Hosting isn’t the only infrastructure layer to audit. Your cookie consent setup also affects what data flows where, and getting that right ties directly into what your host ends up processing.
Signs a Host Is Not Taking GDPR Seriously
These are concrete warning signals — not hypotheticals. I’ve encountered all of them when evaluating hosting options for client sites.
- No DPA, or a DPA that’s just a renamed Terms of Service. A real DPA specifically addresses the Article 28 requirements. A generic ToS that mentions “we take privacy seriously” doesn’t qualify.
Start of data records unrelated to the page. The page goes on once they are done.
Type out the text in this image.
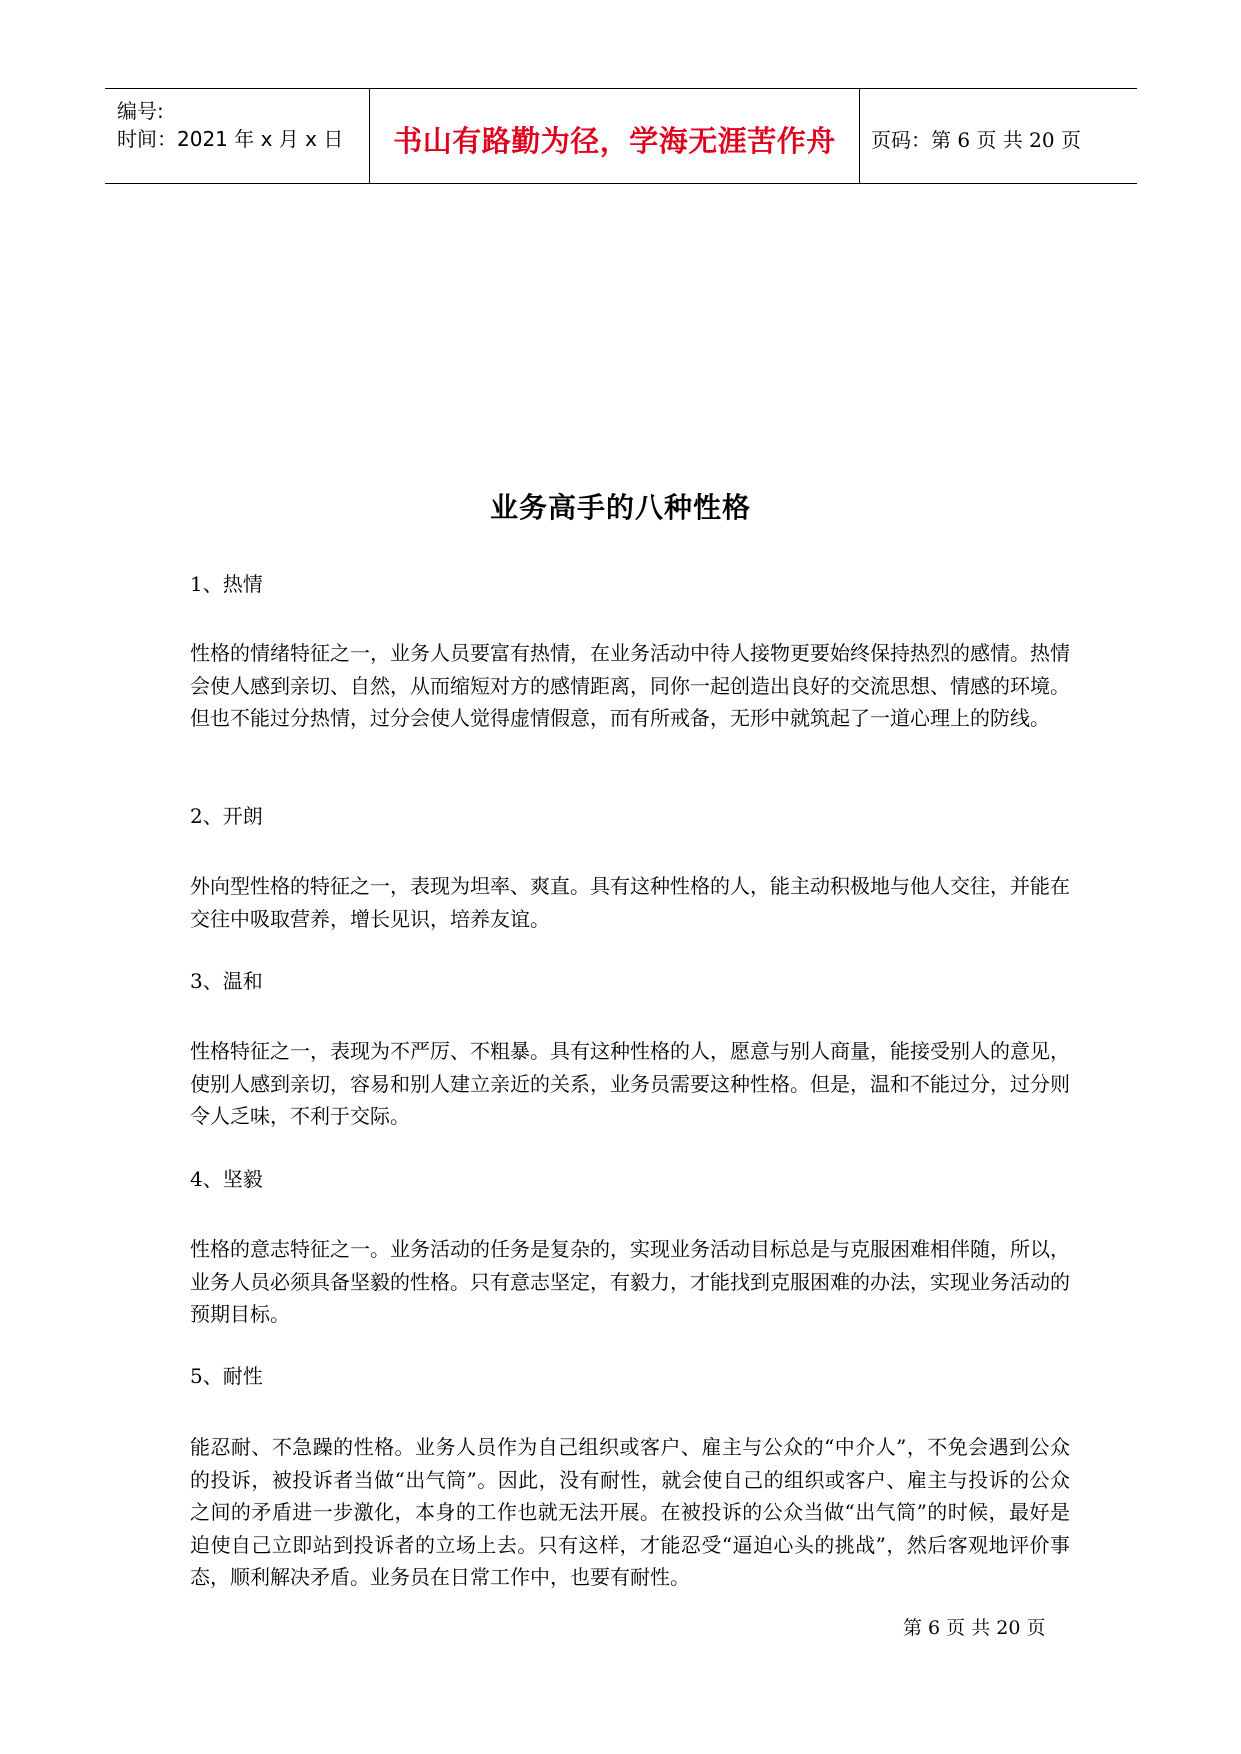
编号:
时间：2021 年 x 月 x 日	书山有路勤为径，学海无涯苦作舟	页码：第 6 页 共 20 页
业务高手的八种性格
1、热情
性格的情绪特征之一，业务人员要富有热情，在业务活动中待人接物更要始终保持热烈的感情。热情会使人感到亲切、自然，从而缩短对方的感情距离，同你一起创造出良好的交流思想、情感的环境。但也不能过分热情，过分会使人觉得虚情假意，而有所戒备，无形中就筑起了一道心理上的防线。
2、开朗
外向型性格的特征之一，表现为坦率、爽直。具有这种性格的人，能主动积极地与他人交往，并能在交往中吸取营养，增长见识，培养友谊。
3、温和
性格特征之一，表现为不严厉、不粗暴。具有这种性格的人，愿意与别人商量，能接受别人的意见，使别人感到亲切，容易和别人建立亲近的关系，业务员需要这种性格。但是，温和不能过分，过分则令人乏味，不利于交际。
4、坚毅
性格的意志特征之一。业务活动的任务是复杂的，实现业务活动目标总是与克服困难相伴随，所以，业务人员必须具备坚毅的性格。只有意志坚定，有毅力，才能找到克服困难的办法，实现业务活动的预期目标。
5、耐性
能忍耐、不急躁的性格。业务人员作为自己组织或客户、雇主与公众的“中介人”，不免会遇到公众的投诉，被投诉者当做“出气筒”。因此，没有耐性，就会使自己的组织或客户、雇主与投诉的公众之间的矛盾进一步激化，本身的工作也就无法开展。在被投诉的公众当做“出气筒”的时候，最好是迫使自己立即站到投诉者的立场上去。只有这样，才能忍受“逼迫心头的挑战”，然后客观地评价事态，顺利解决矛盾。业务员在日常工作中，也要有耐性。
第 6 页 共 20 页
- Vague answers about where data lives. “Our servers are located in secure, modern datacenters” tells you nothing. You need a region or country, not a reassurance.
- Backups stored in the US with no alternative. Common with budget hosts that use US-based cloud storage (AWS S3 us-east-1, etc.) for backup snapshots without offering any alternative.
- No sub-processor list, or one that’s never been updated. A host that uses dozens of third-party services but publishes no sub-processor list is either not tracking it themselves or doesn’t want you to know.
- “GDPR compliant” as a feature bullet without documentation. Compliance is documented, not just declared. If the only evidence is a badge on the homepage, ask for the documentation — and watch what happens.
- No answer to the breach notification question. Every host should have a documented incident response process. If they don’t know how they’d notify you, they haven’t thought it through.
- Forced bundled CDN with no region control. Some managed WP hosts bundle a CDN where you have no say over which nodes serve your traffic. That may be fine for performance but problematic for data residency.
The Broader Infrastructure Picture
Hosting is one piece of the puzzle. Your full GDPR infrastructure picture includes your analytics tool, your SMTP provider, any third-party plugins that make external requests, embedded media (YouTube iframes, Google Maps, external fonts), and any SaaS tools your WordPress site connects to.
Google Fonts served from Google’s servers can transmit visitor IP addresses to the US. A German court found this problematic in 2022. Self-hosting your fonts eliminates the issue entirely — a one-time fix with no ongoing risk.
Similarly, if you’re running cookieless analytics, check where that tool stores data. An EU-hosted cookieless analytics tool combined with an EU-based host means virtually all your data processing happens within the EEA, which significantly simplifies your GDPR documentation.
The European Data Protection Board’s guidance on data transfers is worth bookmarking if you need to document transfer mechanisms for any non-EU service you use.
Bottom Line
Choosing a GDPR-compliant WordPress host comes down to three things: a real DPA, EU data residency for your primary storage and backups, and transparency about sub-processors. Everything else is secondary to those fundamentals.
Don’t rely on a hosting plan’s marketing page to make this assessment. Ask the questions in the checklist above. Get answers in writing. Check the gdpr.eu guidance on data processing agreements to understand what a valid DPA actually needs to contain.
And if your current host can’t answer basic questions about where your backups live? That’s useful information too — it just tells you it’s time to switch.